The Waco shootout should not be part of the conversation, Harrell said. "I don't think that that incident really has that much bearing on what we're doing on open carry. Without the facts of the case I'm hesitant to go too deep into but I would like to know how many of the individuals were licensed holders, how many individuals were intoxicated," he said.

IN THE COURTS

D.C. weighing appeal of court ruling that loosens gun control law

A federal judge on May 18 ruled unconstitutional a District of Columbia law requiring “good reason” for an applicant to be granted a permit to carry a concealed weapon. The ruling could spur other Constitutional challenges of similar “good reason” clauses in nine remaining “may issue” states.

The ruling guts a DC law passed in September that allows police to use “discretion” in granting licenses to Washington residents applying for a permit to carry concealed firearms in public. The law required applicants to show “good reason to fear injury to his or her person or property” or “any other proper reason for carrying a pistol,” before the District’s police department would approve the request.

D.C. Mayor Muriel E. Bowser said on May 19 that the District was still reviewing legal options, but she promised the Washington Post that she’d continue to “fight to ensure the District has the safest gun laws in the nation.”
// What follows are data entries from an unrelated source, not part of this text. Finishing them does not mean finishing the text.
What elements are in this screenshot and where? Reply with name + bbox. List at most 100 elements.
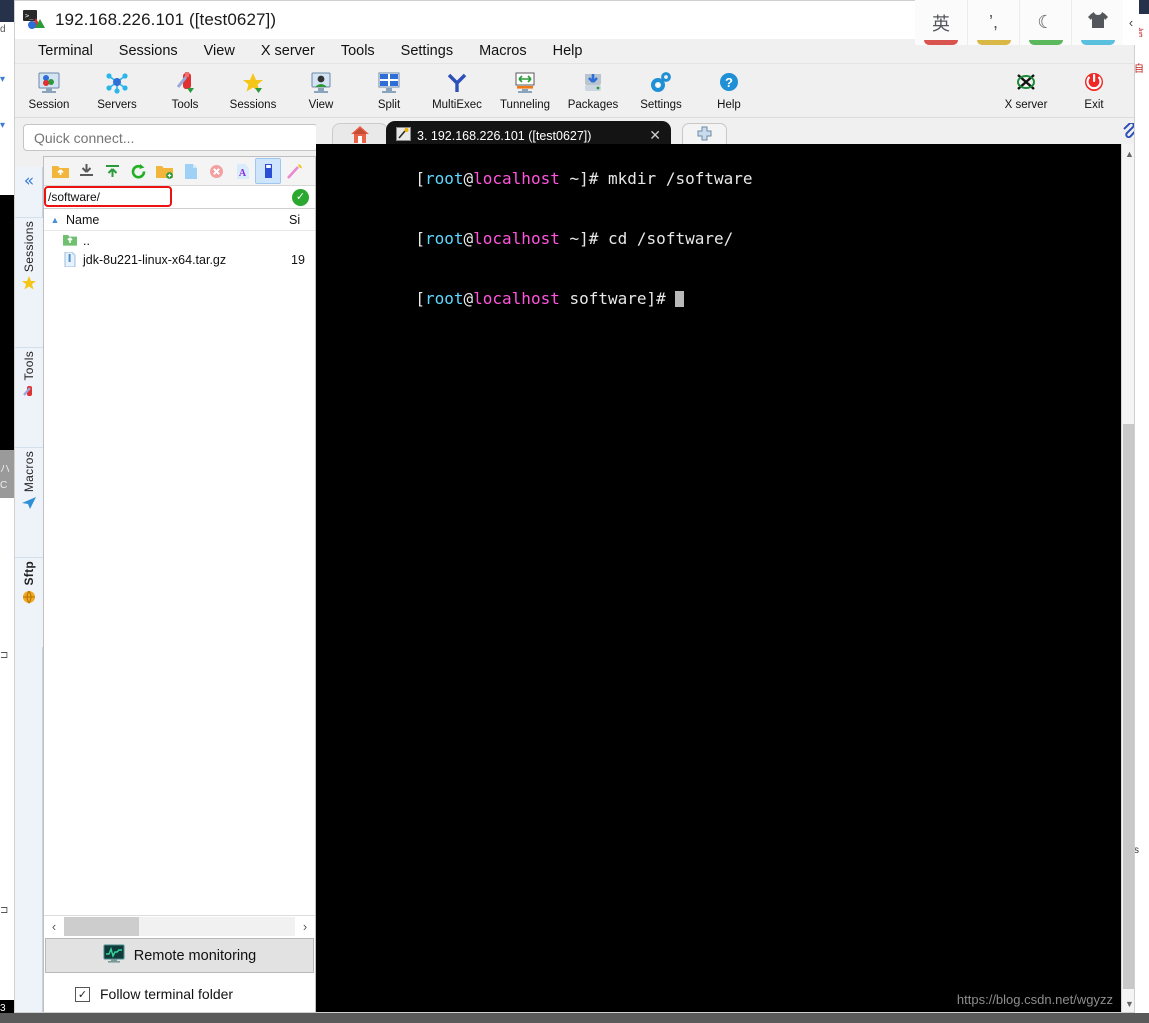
session-icon xyxy=(36,68,62,98)
sidebar-item-tools[interactable]: Tools xyxy=(15,347,43,447)
follow-terminal-folder-checkbox[interactable]: ✓ xyxy=(75,986,90,1002)
remote-monitoring-button[interactable]: Remote monitoring xyxy=(45,938,314,973)
list-item[interactable]: jdk-8u221-linux-x64.tar.gz 19 xyxy=(44,250,315,269)
toolbar-button-servers[interactable]: Servers xyxy=(83,66,151,111)
paperclip-icon[interactable] xyxy=(1122,118,1134,142)
menu-terminal[interactable]: Terminal xyxy=(25,41,106,61)
svg-text:A: A xyxy=(238,168,246,179)
xserver-icon xyxy=(1012,68,1040,98)
refresh-icon[interactable] xyxy=(125,158,151,184)
svg-text:?: ? xyxy=(725,75,733,90)
download-icon[interactable] xyxy=(73,158,99,184)
toolbar-label-packages: Packages xyxy=(567,99,619,111)
toolbar-button-exit[interactable]: Exit xyxy=(1060,66,1128,111)
ime-button-skin[interactable] xyxy=(1071,0,1123,45)
toolbar-right-group: X server Exit xyxy=(992,66,1128,111)
sftp-path-value[interactable]: /software/ xyxy=(44,190,292,204)
new-folder-icon[interactable] xyxy=(151,158,177,184)
main-toolbar: Session Servers Tools Sessions View Spli… xyxy=(15,64,1134,118)
toolbar-button-settings[interactable]: Settings xyxy=(627,66,695,111)
list-item[interactable]: .. xyxy=(44,231,315,250)
toolbar-button-tunneling[interactable]: Tunneling xyxy=(491,66,559,111)
file-properties-icon[interactable] xyxy=(255,158,281,184)
tools-icon xyxy=(172,68,198,98)
prompt-host: localhost xyxy=(473,289,560,308)
parent-folder-icon[interactable] xyxy=(47,158,73,184)
toolbar-label-session: Session xyxy=(28,99,70,111)
hscroll-thumb[interactable] xyxy=(64,916,139,936)
terminal-area: 3. 192.168.226.101 ([test0627]) ✕ [root@… xyxy=(316,118,1134,1012)
file-size: 19 xyxy=(291,252,305,267)
ime-glyph-punctuation: ’, xyxy=(989,12,998,32)
ime-underline-punctuation xyxy=(977,40,1011,45)
window-title: 192.168.226.101 ([test0627]) xyxy=(55,10,277,29)
new-file-icon[interactable] xyxy=(177,158,203,184)
ime-button-moon[interactable]: ☾ xyxy=(1019,0,1071,45)
sidebar-item-macros[interactable]: Macros xyxy=(15,447,43,557)
sidebar-item-sessions[interactable]: Sessions xyxy=(15,217,43,347)
prompt-bracket: [ xyxy=(415,289,425,308)
file-list-header: ▲ Name Si xyxy=(44,209,315,231)
left-vertical-strip: « Sessions Tools Macros Sftp xyxy=(15,167,43,1012)
toolbar-button-multiexec[interactable]: MultiExec xyxy=(423,66,491,111)
toolbar-button-xserver[interactable]: X server xyxy=(992,66,1060,111)
upload-icon[interactable] xyxy=(99,158,125,184)
terminal-vertical-scrollbar[interactable]: ▲ ▼ xyxy=(1121,144,1134,1012)
hscroll-track[interactable] xyxy=(64,916,295,936)
prompt-user: root xyxy=(424,169,464,188)
watermark-text: https://blog.csdn.net/wgyzz xyxy=(956,992,1113,1007)
background-left-bleed: d ▾ ▾ ハ C ⊐ ⊐ 3 xyxy=(0,0,14,1023)
sidebar-label-sftp: Sftp xyxy=(22,561,36,586)
menu-view[interactable]: View xyxy=(191,41,248,61)
double-chevron-left-icon[interactable]: « xyxy=(19,171,39,191)
toolbar-button-tools[interactable]: Tools xyxy=(151,66,219,111)
ime-collapse-button[interactable]: ‹ xyxy=(1123,0,1139,45)
menu-macros[interactable]: Macros xyxy=(466,41,540,61)
vscroll-thumb[interactable] xyxy=(1123,424,1134,989)
ime-floating-toolbar: 英 ’, ☾ ‹ xyxy=(915,0,1139,45)
close-icon[interactable]: ✕ xyxy=(649,127,661,144)
scroll-right-arrow-icon[interactable]: › xyxy=(295,919,315,934)
view-icon xyxy=(308,68,334,98)
file-name: .. xyxy=(83,233,90,248)
rename-icon[interactable]: A xyxy=(229,158,255,184)
toolbar-label-servers: Servers xyxy=(97,99,137,111)
follow-terminal-folder-row[interactable]: ✓ Follow terminal folder xyxy=(45,979,314,1009)
scroll-down-arrow-icon[interactable]: ▼ xyxy=(1122,996,1134,1012)
follow-terminal-folder-label: Follow terminal folder xyxy=(100,986,234,1002)
menu-help[interactable]: Help xyxy=(540,41,596,61)
column-header-name[interactable]: Name xyxy=(66,213,289,227)
toolbar-label-help: Help xyxy=(717,99,741,111)
sidebar-label-macros: Macros xyxy=(22,451,36,493)
toolbar-button-session[interactable]: Session xyxy=(15,66,83,111)
sftp-toolbar: A xyxy=(44,157,315,186)
terminal-command: mkdir /software xyxy=(608,169,753,188)
sftp-path-row: /software/ ✓ xyxy=(44,186,315,209)
quick-connect-input[interactable] xyxy=(23,124,318,151)
menu-tools[interactable]: Tools xyxy=(328,41,388,61)
sort-ascending-icon[interactable]: ▲ xyxy=(44,215,66,225)
column-header-size[interactable]: Si xyxy=(289,213,315,227)
toolbar-button-packages[interactable]: Packages xyxy=(559,66,627,111)
terminal-line: [root@localhost software]# xyxy=(319,269,1121,329)
toolbar-button-help[interactable]: ? Help xyxy=(695,66,763,111)
file-list-horizontal-scrollbar[interactable]: ‹ › xyxy=(44,915,315,936)
toolbar-button-split[interactable]: Split xyxy=(355,66,423,111)
terminal-output[interactable]: [root@localhost ~]# mkdir /software [roo… xyxy=(316,144,1121,1012)
terminal-command: cd /software/ xyxy=(608,229,734,248)
menu-x-server[interactable]: X server xyxy=(248,41,328,61)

In a May 19 interview on NewsChannel 8, D.C. Police Chief Cathy L. Lanier said without the “good reason” clause, anyone seeking a gun in the District would no longer have to provide a reason.

Of course, legal scholars and gun owners question the audacity of a government agency that demands citizens present a “good cause” to exercise a fundamental human right guaranteed in the Constitution. The May 18 federal ruling apparently agrees with that view, clearly stating that requiring a citizen have a “good cause” clause into its law is oppressive and unconstitutional.

In addition to the District of Columbia, Puerto Rico and Guam, the following are "may-issue" states: California, Connecticut, Delaware, Hawaii, Maryland, Massachusetts, New Jersey, New York and Rhode Island.